6. The cache of claim 1, wherein the repair information indicates an area of the corresponding location in the data array where a bitcell error exists.

7. The cache of claim 1, wherein the cache is configured to perform a built-in test at power-up to determine the repair information and to store the repair information in the tag array.

8. A memory system, comprising:

a first memory comprising a plurality of bitcells configured to store data; and

a second memory configured to store repair information indicative of a bitcell error at a corresponding location in the first memory.

9. The memory system of claim 8, further comprising a controller configured to receive the repair information stored in the second memory, the controller further configured to correct bitcells in the first memory based upon the repair information.

10. The memory system of claim 8, wherein the repair information is encoded based on a position of the error in the corresponding location.

11. The memory system of claim 8, wherein the first memory is configured to have a redundant area comprising a second plurality of bitcells.

12. The memory system of claim 11, further comprising:

a plurality of multiplexors, each multiplexor configured to receive input from at least two bitcells in the first memory, wherein at least one of the plurality of multiplexors is configured to receive input from a bitcell in the redundant area; and

13. The memory system of claim 8, wherein the repair information indicates an area of the corresponding location in the first memory where the bitcell error exists.

14. The memory system of claim 8, wherein the first memory is configured to perform a built-in test at power-up to determine the repair information and to store the repair information in the second memory.

15. A method, comprising:

retrieving, from a tag array in a cache, repair information corresponding to a location of bitcells in a data array of the cache; and

correcting the bitcells in the data array when the repair information indicates that an error is associated with the bitcells.

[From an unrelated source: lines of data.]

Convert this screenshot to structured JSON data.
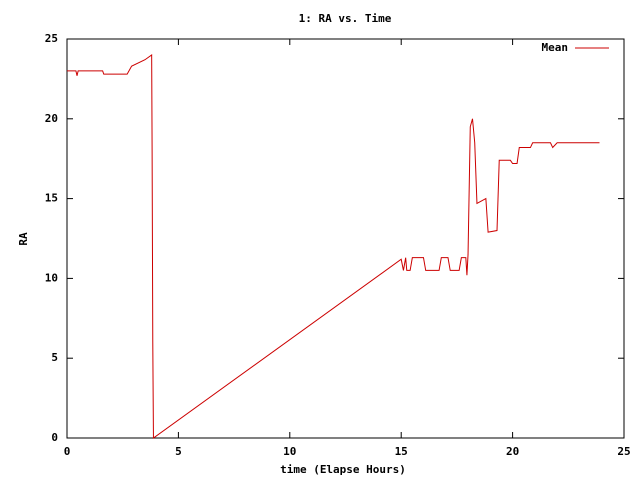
{
  "chart_data": {
    "type": "line",
    "title": "1: RA vs. Time",
    "x_label": "time (Elapse Hours)",
    "y_label": "RA",
    "x": [
      0,
      0.4,
      0.45,
      0.5,
      1.6,
      1.65,
      2.7,
      2.9,
      3.5,
      3.8,
      3.82,
      3.85,
      3.88,
      15.0,
      15.1,
      15.2,
      15.25,
      15.4,
      15.5,
      16.0,
      16.1,
      16.7,
      16.8,
      17.1,
      17.2,
      17.6,
      17.7,
      17.9,
      17.95,
      18.0,
      18.1,
      18.2,
      18.3,
      18.4,
      18.8,
      18.9,
      19.3,
      19.4,
      19.9,
      20.0,
      20.2,
      20.3,
      20.8,
      20.9,
      21.7,
      21.8,
      22.0,
      23.9
    ],
    "series": [
      {
        "name": "Mean",
        "color": "#cc0000",
        "values": [
          23,
          23,
          22.7,
          23,
          23,
          22.8,
          22.8,
          23.3,
          23.7,
          24,
          18,
          6,
          0,
          11.2,
          10.5,
          11.3,
          10.5,
          10.5,
          11.3,
          11.3,
          10.5,
          10.5,
          11.3,
          11.3,
          10.5,
          10.5,
          11.3,
          11.3,
          10.2,
          11.5,
          19.5,
          20,
          18.5,
          14.7,
          15,
          12.9,
          13,
          17.4,
          17.4,
          17.2,
          17.2,
          18.2,
          18.2,
          18.5,
          18.5,
          18.2,
          18.5,
          18.5
        ]
      }
    ],
    "xlim": [
      0,
      25
    ],
    "xticks": [
      0,
      5,
      10,
      15,
      20,
      25
    ],
    "ylim": [
      0,
      25
    ],
    "yticks": [
      0,
      5,
      10,
      15,
      20,
      25
    ],
    "legend": "top-right"
  }
}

16. The method of claim 15, further comprising storing, in the tag array, repair information corresponding to the bitcells in the data array.

17. The method of claim 16, wherein the storing further comprises using a built-it power up test to determine which of the bitcells in the data array have corresponding errors.

18. The method of claim 15, wherein the repair information is encoded and the retrieving further comprises decoding the repair information.

19. The method of claim 15, wherein the data array is configured to have a redundant area comprising a plurality of bitcells.

20. The method of claim 19, wherein the correcting further comprises shifting, when a corresponding word in the data array has a bitcell containing the error, a read or write request to the corresponding word in the redundant area in the data array.